Клетка висела слишком высоко, и мы не могли заглянуть внутрь, даже встав на цыпочки и вытянув шею. Уиль смотрел вверх, запрокинув голову. Мне показалось, что его огромная башка вот-вот оторвется.
— Хочешь посмотреть? Похоже, ты любишь птиц.
Господин Йи вынул из стены несколько кирпичей. Он был здоровенным мужчиной. Собрал всю силу в руках и действовал совершенно бесшумно. Стоять на кирпичах можно было только на цыпочках, но из них вышла отличная подножка. Я прекрасно видела содержимое клетки, как будто сама летала по воздуху.
— Если бабулька об этом узнает, станет разоряться, что мы испортили стену, но вряд ли найдется хоть один глупый вор, который решит перепрыгнуть во двор и ограбить такую лачугу. — Господин Йи ухмыльнулся и вытащил еще один кирпич специально для коротышки Уиля, который был ниже меня ростом.
В доме было много народу. Скоро я узнала, что за каждой из четырех деревянных дверей есть другие люди, такие же жильцы, как мы. Рядом с господином Йи обитала чета Мун, они работали на фабрике, где делали печенье. Семья домовладелицы состояла из парализованной дочери госпожи Ёнсук и зятя.

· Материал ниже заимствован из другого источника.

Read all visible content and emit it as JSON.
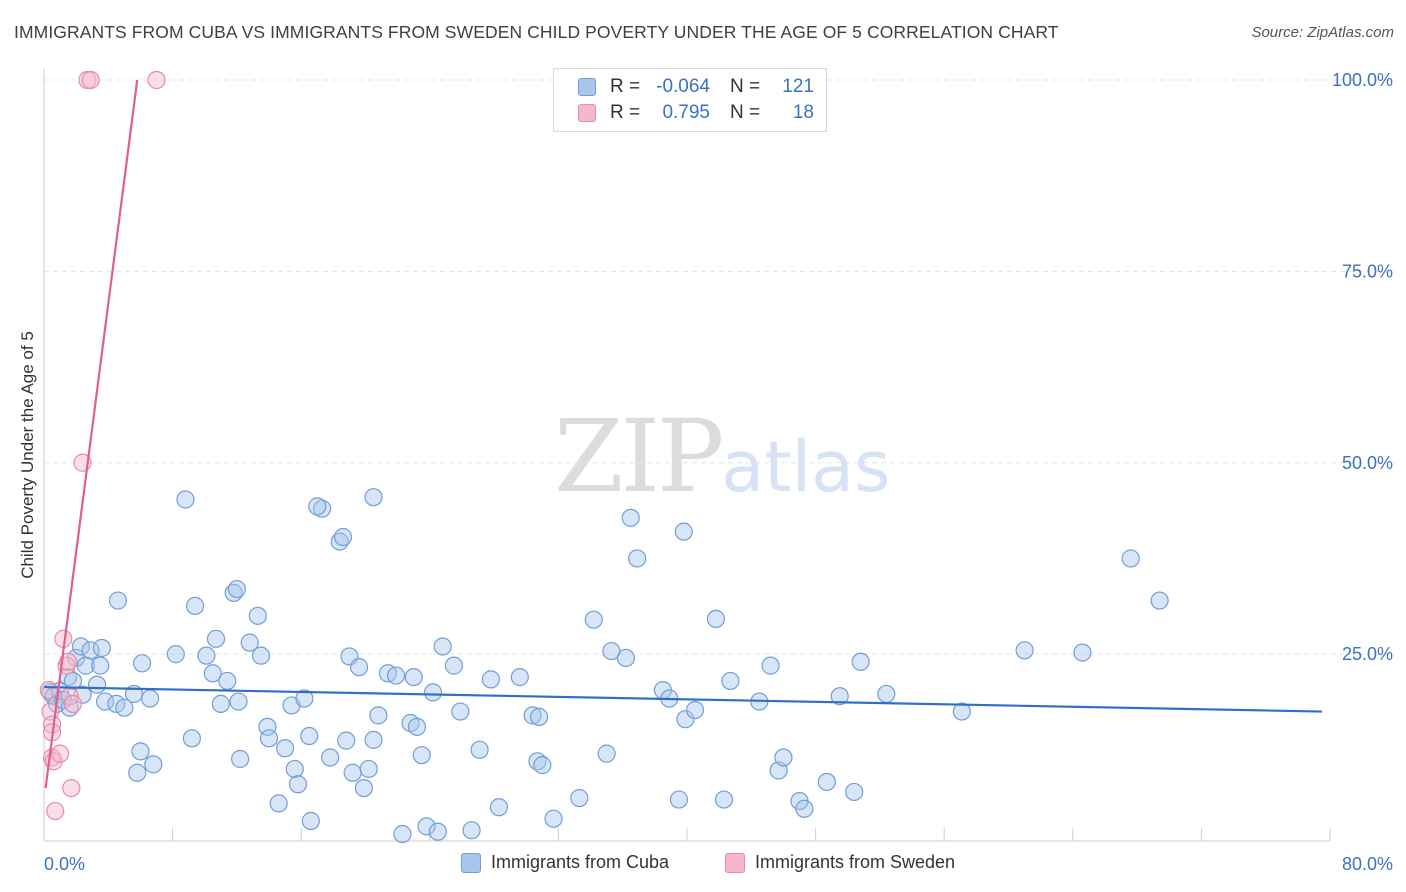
{
  "title": "IMMIGRANTS FROM CUBA VS IMMIGRANTS FROM SWEDEN CHILD POVERTY UNDER THE AGE OF 5 CORRELATION CHART",
  "source": "Source: ZipAtlas.com",
  "watermark": {
    "zip": "ZIP",
    "atlas": "atlas"
  },
  "legend": {
    "rows": [
      {
        "r_label": "R =",
        "r_value": "-0.064",
        "n_label": "N =",
        "n_value": "121"
      },
      {
        "r_label": "R =",
        "r_value": "0.795",
        "n_label": "N =",
        "n_value": "18"
      }
    ]
  },
  "bottom_legend": [
    {
      "label": "Immigrants from Cuba"
    },
    {
      "label": "Immigrants from Sweden"
    }
  ],
  "colors": {
    "cuba_fill": "#a9c6ec",
    "cuba_stroke": "#6f9fd8",
    "cuba_line": "#2f6fca",
    "sweden_fill": "#f5b8cb",
    "sweden_stroke": "#e98aa8",
    "sweden_line": "#e0608c",
    "tick_label": "#3a72c4",
    "grid": "#e4e4e4"
  },
  "chart_data": {
    "type": "scatter",
    "title": "IMMIGRANTS FROM CUBA VS IMMIGRANTS FROM SWEDEN CHILD POVERTY UNDER THE AGE OF 5 CORRELATION CHART",
    "xlabel": "",
    "ylabel": "Child Poverty Under the Age of 5",
    "xlim": [
      0,
      80
    ],
    "ylim": [
      0,
      105
    ],
    "x_tick_labels": [
      {
        "value": 0,
        "label": "0.0%"
      },
      {
        "value": 80,
        "label": "80.0%"
      }
    ],
    "y_tick_labels": [
      {
        "value": 25,
        "label": "25.0%"
      },
      {
        "value": 50,
        "label": "50.0%"
      },
      {
        "value": 75,
        "label": "75.0%"
      },
      {
        "value": 100,
        "label": "100.0%"
      }
    ],
    "series": [
      {
        "name": "Immigrants from Cuba",
        "r": -0.064,
        "n": 121,
        "trend": {
          "x": [
            0,
            79.5
          ],
          "y": [
            20.7,
            17.5
          ]
        },
        "points": [
          [
            0.4,
            20.0
          ],
          [
            0.6,
            19.5
          ],
          [
            0.8,
            18.5
          ],
          [
            1.0,
            20.2
          ],
          [
            1.2,
            19.0
          ],
          [
            1.5,
            22.0
          ],
          [
            2.0,
            24.5
          ],
          [
            2.3,
            26.0
          ],
          [
            2.6,
            23.5
          ],
          [
            2.9,
            25.5
          ],
          [
            3.5,
            23.5
          ],
          [
            3.6,
            25.8
          ],
          [
            3.3,
            21.0
          ],
          [
            2.4,
            19.7
          ],
          [
            1.8,
            21.5
          ],
          [
            3.8,
            18.8
          ],
          [
            4.5,
            18.5
          ],
          [
            5.0,
            18.0
          ],
          [
            5.6,
            19.8
          ],
          [
            6.6,
            19.2
          ],
          [
            4.6,
            32.0
          ],
          [
            6.0,
            12.3
          ],
          [
            6.1,
            23.8
          ],
          [
            5.8,
            9.5
          ],
          [
            6.8,
            10.6
          ],
          [
            8.2,
            25.0
          ],
          [
            8.8,
            45.2
          ],
          [
            9.4,
            31.3
          ],
          [
            10.1,
            24.8
          ],
          [
            10.5,
            22.5
          ],
          [
            10.7,
            27.0
          ],
          [
            11.0,
            18.5
          ],
          [
            11.4,
            21.5
          ],
          [
            12.1,
            18.8
          ],
          [
            12.2,
            11.3
          ],
          [
            12.8,
            26.5
          ],
          [
            13.5,
            24.8
          ],
          [
            11.8,
            33.0
          ],
          [
            12.0,
            33.5
          ],
          [
            13.3,
            30.0
          ],
          [
            9.2,
            14.0
          ],
          [
            13.9,
            15.5
          ],
          [
            14.0,
            14.0
          ],
          [
            14.6,
            5.5
          ],
          [
            15.0,
            12.7
          ],
          [
            15.4,
            18.3
          ],
          [
            15.6,
            10.0
          ],
          [
            15.8,
            8.0
          ],
          [
            16.2,
            19.2
          ],
          [
            16.5,
            14.3
          ],
          [
            16.6,
            3.2
          ],
          [
            17.3,
            44.0
          ],
          [
            17.0,
            44.3
          ],
          [
            17.8,
            11.5
          ],
          [
            18.4,
            39.7
          ],
          [
            18.6,
            40.3
          ],
          [
            18.8,
            13.7
          ],
          [
            19.0,
            24.7
          ],
          [
            19.2,
            9.5
          ],
          [
            19.6,
            23.3
          ],
          [
            19.9,
            7.5
          ],
          [
            20.2,
            10.0
          ],
          [
            20.5,
            13.8
          ],
          [
            20.8,
            17.0
          ],
          [
            20.5,
            45.5
          ],
          [
            21.4,
            22.5
          ],
          [
            21.9,
            22.2
          ],
          [
            22.3,
            1.5
          ],
          [
            22.8,
            16.0
          ],
          [
            23.0,
            22.0
          ],
          [
            23.2,
            15.5
          ],
          [
            23.5,
            11.8
          ],
          [
            23.8,
            2.5
          ],
          [
            24.2,
            20.0
          ],
          [
            24.8,
            26.0
          ],
          [
            24.5,
            1.8
          ],
          [
            25.5,
            23.5
          ],
          [
            25.9,
            17.5
          ],
          [
            26.6,
            2.0
          ],
          [
            27.1,
            12.5
          ],
          [
            27.8,
            21.7
          ],
          [
            28.3,
            5.0
          ],
          [
            29.6,
            22.0
          ],
          [
            30.4,
            17.0
          ],
          [
            30.7,
            11.0
          ],
          [
            30.8,
            16.8
          ],
          [
            31.0,
            10.5
          ],
          [
            31.7,
            3.5
          ],
          [
            33.3,
            6.2
          ],
          [
            34.2,
            29.5
          ],
          [
            35.0,
            12.0
          ],
          [
            35.3,
            25.4
          ],
          [
            36.2,
            24.5
          ],
          [
            36.5,
            42.8
          ],
          [
            36.9,
            37.5
          ],
          [
            38.5,
            20.3
          ],
          [
            38.9,
            19.2
          ],
          [
            39.5,
            6.0
          ],
          [
            39.8,
            41.0
          ],
          [
            39.9,
            16.5
          ],
          [
            40.5,
            17.7
          ],
          [
            41.8,
            29.6
          ],
          [
            42.3,
            6.0
          ],
          [
            42.7,
            21.5
          ],
          [
            44.5,
            18.8
          ],
          [
            45.2,
            23.5
          ],
          [
            45.7,
            9.8
          ],
          [
            46.0,
            11.5
          ],
          [
            47.0,
            5.8
          ],
          [
            47.3,
            4.8
          ],
          [
            48.7,
            8.3
          ],
          [
            49.5,
            19.5
          ],
          [
            50.4,
            7.0
          ],
          [
            50.8,
            24.0
          ],
          [
            52.4,
            19.8
          ],
          [
            57.1,
            17.5
          ],
          [
            61.0,
            25.5
          ],
          [
            64.6,
            25.2
          ],
          [
            67.6,
            37.5
          ],
          [
            69.4,
            32.0
          ],
          [
            1.6,
            18.0
          ]
        ]
      },
      {
        "name": "Immigrants from Sweden",
        "r": 0.795,
        "n": 18,
        "trend": {
          "x": [
            0.1,
            5.8
          ],
          "y": [
            7.5,
            100
          ]
        },
        "points": [
          [
            0.3,
            20.3
          ],
          [
            0.4,
            17.5
          ],
          [
            0.5,
            15.8
          ],
          [
            0.5,
            14.8
          ],
          [
            0.5,
            11.5
          ],
          [
            0.6,
            11.0
          ],
          [
            0.7,
            4.5
          ],
          [
            1.0,
            12.0
          ],
          [
            1.2,
            27.0
          ],
          [
            1.4,
            23.5
          ],
          [
            1.5,
            24.0
          ],
          [
            1.6,
            19.5
          ],
          [
            1.7,
            7.5
          ],
          [
            1.8,
            18.5
          ],
          [
            2.4,
            50.0
          ],
          [
            2.7,
            100.0
          ],
          [
            2.9,
            100.0
          ],
          [
            7.0,
            100.0
          ]
        ]
      }
    ]
  }
}
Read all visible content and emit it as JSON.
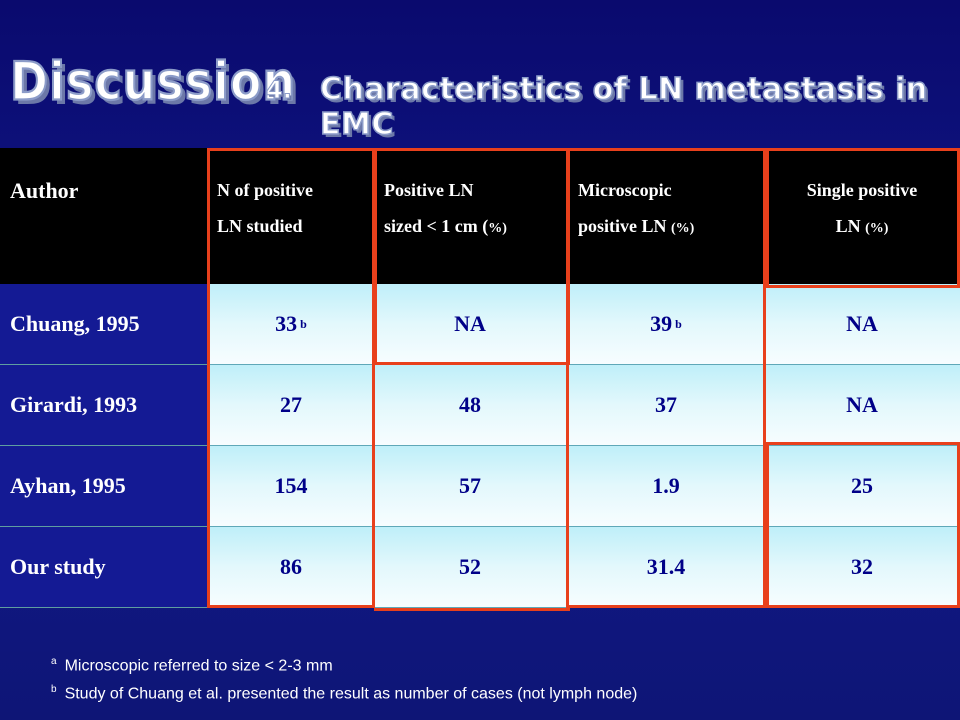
{
  "title": {
    "main": "Discussion",
    "number": "4.",
    "subtitle": "Characteristics of LN metastasis in EMC"
  },
  "table": {
    "header": {
      "author": "Author",
      "col1_line1": "N of positive",
      "col1_line2": "LN studied",
      "col2_line1": "Positive LN",
      "col2_line2": "sized < 1 cm (",
      "col2_unit": "%)",
      "col3_line1": "Microscopic",
      "col3_line2": "positive LN ",
      "col3_unit": "(%)",
      "col4_line1": "Single positive",
      "col4_line2": "LN ",
      "col4_unit": "(%)"
    },
    "rows": [
      {
        "author": "Chuang, 1995",
        "c1": "33",
        "c1_sup": "b",
        "c2": "NA",
        "c3": "39",
        "c3_sup": "b",
        "c4": "NA"
      },
      {
        "author": "Girardi, 1993",
        "c1": "27",
        "c2": "48",
        "c3": "37",
        "c4": "NA"
      },
      {
        "author": "Ayhan, 1995",
        "c1": "154",
        "c2": "57",
        "c3": "1.9",
        "c4": "25"
      },
      {
        "author": "Our study",
        "c1": "86",
        "c2": "52",
        "c3": "31.4",
        "c4": "32"
      }
    ]
  },
  "footnotes": {
    "a_mark": "a",
    "a_text": "Microscopic referred to size < 2-3 mm",
    "b_mark": "b",
    "b_text": "Study of Chuang et al. presented the result as number of cases (not lymph node)"
  },
  "colors": {
    "background": "#0a0a6e",
    "header_bg": "#000000",
    "highlight_outline": "#e8401c",
    "data_text": "#000088"
  }
}
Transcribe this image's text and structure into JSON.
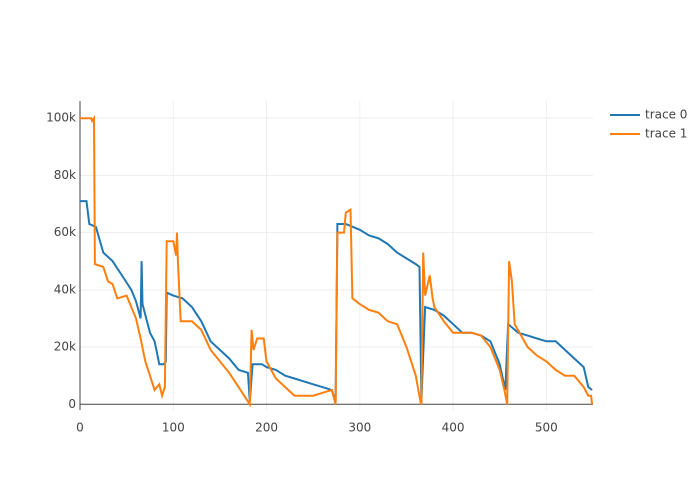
{
  "chart_data": {
    "type": "line",
    "xlim": [
      0,
      550
    ],
    "xticks": [
      0,
      100,
      200,
      300,
      400,
      500
    ],
    "ylim": [
      -2000,
      106000
    ],
    "yticks": [
      0,
      {
        "value": 20000,
        "label": "20k"
      },
      {
        "value": 40000,
        "label": "40k"
      },
      {
        "value": 60000,
        "label": "60k"
      },
      {
        "value": 80000,
        "label": "80k"
      },
      {
        "value": 100000,
        "label": "100k"
      }
    ],
    "grid": true,
    "legend": "top-right",
    "series": [
      {
        "name": "trace 0",
        "color": "#1f77b4",
        "x": [
          0,
          7,
          10,
          17,
          25,
          35,
          45,
          55,
          60,
          65,
          66,
          67,
          75,
          80,
          85,
          90,
          92,
          93,
          100,
          110,
          120,
          130,
          140,
          150,
          160,
          170,
          180,
          182,
          185,
          195,
          200,
          210,
          220,
          230,
          240,
          250,
          260,
          270,
          274,
          276,
          285,
          300,
          310,
          320,
          330,
          340,
          350,
          360,
          364,
          366,
          370,
          380,
          390,
          400,
          410,
          420,
          430,
          440,
          450,
          456,
          459,
          470,
          480,
          490,
          500,
          510,
          520,
          530,
          540,
          545,
          549
        ],
        "values": [
          71000,
          71000,
          63000,
          62000,
          53000,
          50000,
          45000,
          40000,
          36000,
          30000,
          50000,
          35000,
          25000,
          22000,
          14000,
          14000,
          15000,
          39000,
          38000,
          37000,
          34000,
          29000,
          22000,
          19000,
          16000,
          12000,
          11000,
          1000,
          14000,
          14000,
          13000,
          12000,
          10000,
          9000,
          8000,
          7000,
          6000,
          5000,
          1000,
          63000,
          63000,
          61000,
          59000,
          58000,
          56000,
          53000,
          51000,
          49000,
          48000,
          1000,
          34000,
          33000,
          31000,
          28000,
          25000,
          25000,
          24000,
          22000,
          14000,
          5000,
          28000,
          25000,
          24000,
          23000,
          22000,
          22000,
          19000,
          16000,
          13000,
          6000,
          5000
        ]
      },
      {
        "name": "trace 1",
        "color": "#ff7f0e",
        "x": [
          0,
          12,
          13,
          15,
          16,
          25,
          30,
          35,
          40,
          50,
          55,
          60,
          65,
          70,
          75,
          80,
          85,
          88,
          90,
          91,
          93,
          100,
          103,
          104,
          105,
          108,
          120,
          130,
          140,
          150,
          160,
          170,
          180,
          182,
          184,
          186,
          190,
          197,
          200,
          210,
          220,
          230,
          240,
          250,
          260,
          270,
          274,
          276,
          283,
          285,
          290,
          292,
          300,
          310,
          320,
          330,
          340,
          350,
          360,
          365,
          366,
          368,
          370,
          375,
          378,
          380,
          390,
          400,
          410,
          420,
          430,
          440,
          450,
          455,
          458,
          460,
          463,
          466,
          480,
          490,
          500,
          510,
          520,
          530,
          540,
          545,
          548,
          549
        ],
        "values": [
          100000,
          100000,
          99000,
          100000,
          49000,
          48000,
          43000,
          42000,
          37000,
          38000,
          34000,
          30000,
          23000,
          15000,
          10000,
          5000,
          7000,
          3000,
          5000,
          6000,
          57000,
          57000,
          52000,
          60000,
          50000,
          29000,
          29000,
          26000,
          19000,
          15000,
          11000,
          6000,
          1000,
          0,
          26000,
          19000,
          23000,
          23000,
          15000,
          9000,
          6000,
          3000,
          3000,
          3000,
          4000,
          5000,
          0,
          60000,
          60000,
          67000,
          68000,
          37000,
          35000,
          33000,
          32000,
          29000,
          28000,
          20000,
          10000,
          1000,
          0,
          53000,
          38000,
          45000,
          37000,
          34000,
          29000,
          25000,
          25000,
          25000,
          24000,
          20000,
          12000,
          5000,
          0,
          50000,
          43000,
          28000,
          20000,
          17000,
          15000,
          12000,
          10000,
          10000,
          6000,
          3000,
          3000,
          0
        ]
      }
    ]
  }
}
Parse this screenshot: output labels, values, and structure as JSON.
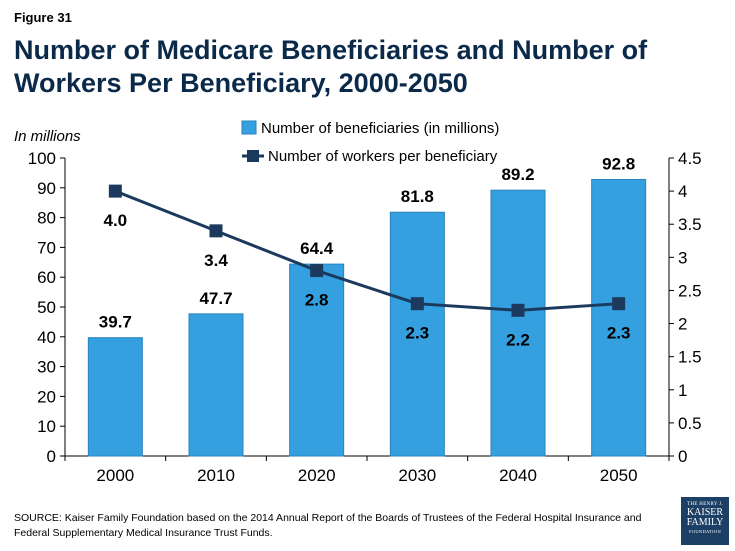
{
  "figure_label": "Figure 31",
  "title": "Number of Medicare Beneficiaries and Number of Workers Per Beneficiary, 2000-2050",
  "source": "SOURCE:  Kaiser Family Foundation based on the 2014 Annual Report of the Boards of Trustees of the Federal Hospital Insurance and Federal Supplementary Medical Insurance Trust Funds.",
  "logo": {
    "line1": "THE HENRY J.",
    "line2": "KAISER",
    "line3": "FAMILY",
    "line4": "FOUNDATION"
  },
  "colors": {
    "bar": "#34a0e0",
    "bar_stroke": "#2a82bb",
    "line": "#1c3a5e",
    "title": "#0b2a4a"
  },
  "chart_data": {
    "type": "bar",
    "categories": [
      "2000",
      "2010",
      "2020",
      "2030",
      "2040",
      "2050"
    ],
    "y_left_label": "In millions",
    "y_left_lim": [
      0,
      100
    ],
    "y_left_ticks": [
      "0",
      "10",
      "20",
      "30",
      "40",
      "50",
      "60",
      "70",
      "80",
      "90",
      "100"
    ],
    "y_right_lim": [
      0,
      4.5
    ],
    "y_right_ticks": [
      "0",
      "0.5",
      "1",
      "1.5",
      "2",
      "2.5",
      "3",
      "3.5",
      "4",
      "4.5"
    ],
    "legend_position": "top",
    "series": [
      {
        "name": "Number of beneficiaries (in millions)",
        "type": "bar",
        "axis": "left",
        "values": [
          39.7,
          47.7,
          64.4,
          81.8,
          89.2,
          92.8
        ],
        "labels": [
          "39.7",
          "47.7",
          "64.4",
          "81.8",
          "89.2",
          "92.8"
        ]
      },
      {
        "name": "Number of workers per beneficiary",
        "type": "line",
        "axis": "right",
        "values": [
          4.0,
          3.4,
          2.8,
          2.3,
          2.2,
          2.3
        ],
        "labels": [
          "4.0",
          "3.4",
          "2.8",
          "2.3",
          "2.2",
          "2.3"
        ]
      }
    ]
  }
}
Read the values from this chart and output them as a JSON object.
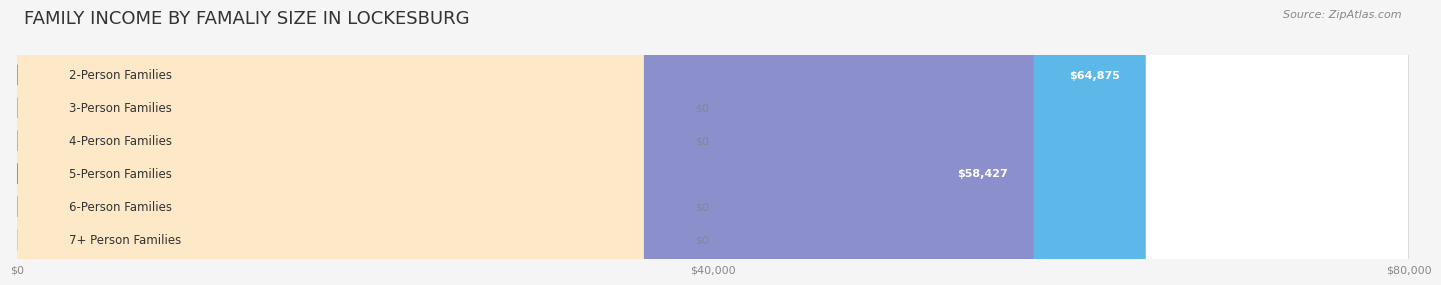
{
  "title": "FAMILY INCOME BY FAMALIY SIZE IN LOCKESBURG",
  "source": "Source: ZipAtlas.com",
  "categories": [
    "2-Person Families",
    "3-Person Families",
    "4-Person Families",
    "5-Person Families",
    "6-Person Families",
    "7+ Person Families"
  ],
  "values": [
    64875,
    0,
    0,
    58427,
    0,
    0
  ],
  "bar_colors": [
    "#5bb8e8",
    "#c9a8d4",
    "#7ecec4",
    "#8b8fcc",
    "#f799b0",
    "#f5c98a"
  ],
  "label_bg_colors": [
    "#daeef8",
    "#ede0f5",
    "#d5f0ee",
    "#dddff5",
    "#fde0ea",
    "#fde8c8"
  ],
  "bar_label_colors": [
    "#ffffff",
    "#ffffff",
    "#ffffff",
    "#ffffff",
    "#ffffff",
    "#ffffff"
  ],
  "value_labels": [
    "$64,875",
    "$0",
    "$0",
    "$58,427",
    "$0",
    "$0"
  ],
  "xlim": [
    0,
    80000
  ],
  "xticks": [
    0,
    40000,
    80000
  ],
  "xtick_labels": [
    "$0",
    "$40,000",
    "$80,000"
  ],
  "background_color": "#f5f5f5",
  "bar_bg_color": "#ebebeb",
  "title_fontsize": 13,
  "label_fontsize": 8.5,
  "value_fontsize": 8,
  "source_fontsize": 8
}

У Мунов — их называли «заводским» семейством — детей не было. Каждое утро они очень рано уходили на работу. Господин Йи часто уезжал в провинцию и возвращался дня через два или три. Рядом с нами, похоже, никто не жил. Днем мы слышали только радио из комнаты госпожи Ёнсук, пение птицы господина Йи и старуху, когда она стирала белье или мыла овощи во дворе. Прошло много дней, прежде чем я впервые увидела жильца соседней с нами квартиры. Это был тихий молчаливый человек. Длинные пряди волос наполовину скрывали его узкое, смуглое лицо. «Здравствуйте, я Пак Уми, я только что переехала». Когда я поздоровалась, он в ответ холодно кивнул. Господин Йи объяснил, что этого мужчину зовут Чхонем, он торговый представитель и ездит со своим товаром по всей стране. Что именно продает наш сосед, господин Йи не знал.
Жизнь в доме шла тихо и спокойно, пока не возвращался господин Йи. Когда он приезжал, нас будили пение птицы и вскрики «а-ах!», «а-ах!», которые он издавал, поднимая гирю. Именно господин Йи зашел к нам однажды и спросил отца: «Когда празднуем новоселье?»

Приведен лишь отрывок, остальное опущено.